On a Tuesday afternoon in Washington, a thunderstorm crashes outdoors. But it can’t drown out the lively conversation in the lobby of the Loews Madison Hotel between Alexander Heffner, the 26-year-old host of the 60-year-old PBS interview show “The Open Mind,” and Elaine Heffner, his 89-year-old grandmother and the show’s executive producer. Listening to their discussion is like showing up at a college seminar that you’ve skipped for half a semester: It feels familiar, but a lot of what’s being said goes over your head.

Harvard-educated Alexander, a journalist who previously interned for The Washington Post, and his psychotherapist grandmother converse in the realm of ideas and speak in the language of -isms; at one point, Alexander describes a childhood anecdote as exemplifying the “textualism versus living constitutionalism” debate. (To be fair, the story is about Alexander meeting Supreme Court Justice Stephen G. Breyer.)

What’s evident, however, is the family passion for civil discourse and a robust exchange of ideas — which they channel on “The Open Mind.” This year, somewhat serendipitously, the show’s 60th anniversary season coincides with the receipt of a $100,000 grant from the John S. and James L. Knight Foundation, which supports and funds journalism and media organizations. The show will use the money for a series of programs on freedom of speech and expression, which the Heffners believe is fundamental to a democratic society. It’s what makes a show like “The Open Mind,” which Richard Heffner founded in 1956 to promote open, free-ranging discourse, possible.

“I think we’re doing justice to his legacy,” Alexander says of his late grandfather, who died in 2013. “Dick is smiling at us,” agrees Elaine.

In the 1950s, Richard Heffner was a professor of history at the University of California at Berkeley and the host of a radio news program called “History in the News.” Television was then in its infancy, but seeing the medium as a potential virtual classroom, helping to disseminate ideas to people all across the country, he hit on the idea for a public-affairs TV show consisting entirely of interviews. “I think I’m going to call it ‘The Open Mind,’ ” he told his wife of six years.

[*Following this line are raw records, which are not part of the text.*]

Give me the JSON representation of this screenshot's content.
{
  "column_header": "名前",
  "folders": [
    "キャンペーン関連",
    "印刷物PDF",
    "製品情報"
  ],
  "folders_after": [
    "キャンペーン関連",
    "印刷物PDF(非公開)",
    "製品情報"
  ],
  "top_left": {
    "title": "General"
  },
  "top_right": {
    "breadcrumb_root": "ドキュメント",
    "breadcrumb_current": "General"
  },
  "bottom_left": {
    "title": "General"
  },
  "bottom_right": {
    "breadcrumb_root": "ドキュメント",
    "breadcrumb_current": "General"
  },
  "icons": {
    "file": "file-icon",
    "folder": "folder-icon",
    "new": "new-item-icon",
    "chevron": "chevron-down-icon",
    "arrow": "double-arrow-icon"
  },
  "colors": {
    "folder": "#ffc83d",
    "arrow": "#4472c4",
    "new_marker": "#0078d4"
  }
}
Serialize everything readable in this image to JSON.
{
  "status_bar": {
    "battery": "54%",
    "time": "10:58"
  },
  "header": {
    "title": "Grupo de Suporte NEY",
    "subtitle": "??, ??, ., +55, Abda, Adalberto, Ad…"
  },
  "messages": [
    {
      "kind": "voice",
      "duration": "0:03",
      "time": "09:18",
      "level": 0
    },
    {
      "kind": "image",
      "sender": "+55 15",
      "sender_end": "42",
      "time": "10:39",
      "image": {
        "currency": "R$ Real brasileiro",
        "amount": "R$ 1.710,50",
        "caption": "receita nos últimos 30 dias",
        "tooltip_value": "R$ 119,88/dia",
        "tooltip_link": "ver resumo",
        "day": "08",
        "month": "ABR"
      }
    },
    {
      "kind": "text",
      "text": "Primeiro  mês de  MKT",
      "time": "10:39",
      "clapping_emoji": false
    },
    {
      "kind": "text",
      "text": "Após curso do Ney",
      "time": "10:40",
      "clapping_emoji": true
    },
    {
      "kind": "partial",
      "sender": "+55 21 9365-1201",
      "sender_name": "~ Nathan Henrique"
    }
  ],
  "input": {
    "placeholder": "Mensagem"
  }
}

“Even then, he was trying to follow in that track of an intellectually based, content-based, non-adversarial-based kind of interview,” remembers Elaine.

And so “The Open Mind” was born. Originally airing on an NBC affiliate in New York, it was one of the first interview-based television programs in the nation. It later moved to public television and found its current time slot in 1980: Sundays at noon on PBS, just after shows like “Meet the Press” and “Face the Nation,” which some might see as rather antithetical to the mission of “The Open Mind.” Through the years, guests have included prominent thinkers and innovators in every field and profession, although all are subjected to the same minimalist set — guest and host seated at a small table against a black backdrop — and maximalist attention to the conversation.

The most devoted pupil of the classroom that was Dick Heffner’s”The Open Mind” was his grandson, Alexander. When he was growing up, Alexander said, the show was a formative part of his education, providing an encyclopedia of sorts. Having a family connection to the uninhibited exploration of ideas made it “all the more intimate,” he says.

This intimacy became noteworthy during Dick’s final years as host. According to Elaine, Dick would often joke that he could call on his grandson to persuade reluctant guests to appear on the show. “He had a way of talking to people,” she says.

Since Alexander took over as host, the show, which now originates from CUNY TV studios in New York, has hosted such newsmakers as soul singer Aloe Blacc, TV writer/director Jill Soloway and Sen. Bernie Sanders.